Thomas A. Rowley, the elfin proprietor of a West Pratt Street bar that has been in his family since the Civil War, died of heart failure Thursday on his 80th birthday at the University of Maryland Medical Center.
Still behind the bar as recently as Thanksgiving week -- and living up to his policy of buying the first round for regulars -- Mr. Rowley spent all but three years living above the bar and recently confessed that he opened up the joint only when he felt like it.
While his visage led to many a comparison to the map of Ireland, Mr. Rowley refused to open on St. Patrick's Day because: "I can't stand the Irish when they're drinking."
Rowley's was likely the only gin mill in Baltimore to serve drinks on hand-crocheted doilies. The bar had no sign because Mr. Rowley refused to pay the city a fee to put one up. A small brass plaque on the front door reads: Thos. A. Rowley. Beers and Wines. And a green traffic light attached to the second floor signaled when the bar was open for customers. When it was off, one had to look elsewhere for a brew.
It was his habit to open the bar in the late afternoon and close around midnight when he got tired. Despite the irregular hours, Mr. Rowley drew a diverse crowd of neighborhood regulars, doctors, students, lawyers, truck drivers and other denizens of the night.

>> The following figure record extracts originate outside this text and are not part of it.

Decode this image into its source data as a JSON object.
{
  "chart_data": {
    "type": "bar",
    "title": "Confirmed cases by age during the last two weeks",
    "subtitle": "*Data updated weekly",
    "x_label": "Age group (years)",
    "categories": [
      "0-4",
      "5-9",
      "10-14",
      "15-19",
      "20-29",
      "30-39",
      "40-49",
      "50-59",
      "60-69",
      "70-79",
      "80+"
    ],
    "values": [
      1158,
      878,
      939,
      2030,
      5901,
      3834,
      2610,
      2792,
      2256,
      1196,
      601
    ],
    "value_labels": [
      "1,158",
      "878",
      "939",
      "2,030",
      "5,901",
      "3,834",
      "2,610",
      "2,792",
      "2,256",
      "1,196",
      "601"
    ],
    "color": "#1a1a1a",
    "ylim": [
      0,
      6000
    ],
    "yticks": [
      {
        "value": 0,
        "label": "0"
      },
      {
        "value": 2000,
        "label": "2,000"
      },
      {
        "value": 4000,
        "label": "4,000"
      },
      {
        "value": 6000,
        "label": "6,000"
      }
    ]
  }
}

A quaint and quirky Formstone rowhouse with glass-block windows at Pratt and Schroeder streets, Rowley's featured a collection of mirrors dating to the turn of the century, a red rug, no jukebox and no cigarette machine. The bar measured no more than 16 feet by 50 feet.
It was established by his great-uncle, Patrick Healy in 1862. In those days, the busy nearby shops surrounding the Mount Clare station of the Baltimore & Ohio Railroad provided plenty of business.
In was in this neighborhood that Mr. Rowley was born in a Pratt Street rowhouse. In 1934 he graduated from Mount St. Joseph High School in nearby Irvington, where he lettered in baseball.
After studying law for two years at the University of Baltimore, he took a job as an office boy at USF&G; and worked his way up to supervisor.
In 1947, he was making $5,000 a year when he decided to give up his business career to run the family bar.
When his mother, Delia, died in 1977, he closed the bar for a year. After the assassination of John F. Kennedy, he closed for two weeks and used to shut down for entire summers because the saloon wasn't air-conditioned and he loathed the folks who complained about it.
But no one could bellyache about his prices, with most beer going for a buck.
"His prices weren't even in the 20th century," said Pat Moran, Mr. Rowley's cousin. "He had to be one of the last of the old school of Irish bartenders. He was a jolly, good fellow who loved the camaraderie of the neighborhood."
One rule in the bar was to be strictly observed, and any violation could earn a miscreant permanent banishment: no foul language.
Depending upon Mr. Rowley's mood, he would have the offender apologize with all forgiven or dispense with a one-way ticket to the curb.
"He loved young people and was determined to run a clean and comfortable place," said the former Frances Kessler, 35, a federal government lawyer who became Mr. Rowley's bride two years ago.
A Mass of Christian burial will be offered at 10 a.m. tomorrow at St. Peter the Apostle Roman Catholic Church, Poppleton and Hollins streets, Baltimore.
In addition to his wife, he is survived by a sister, Eleanor Reuling of Arbutus.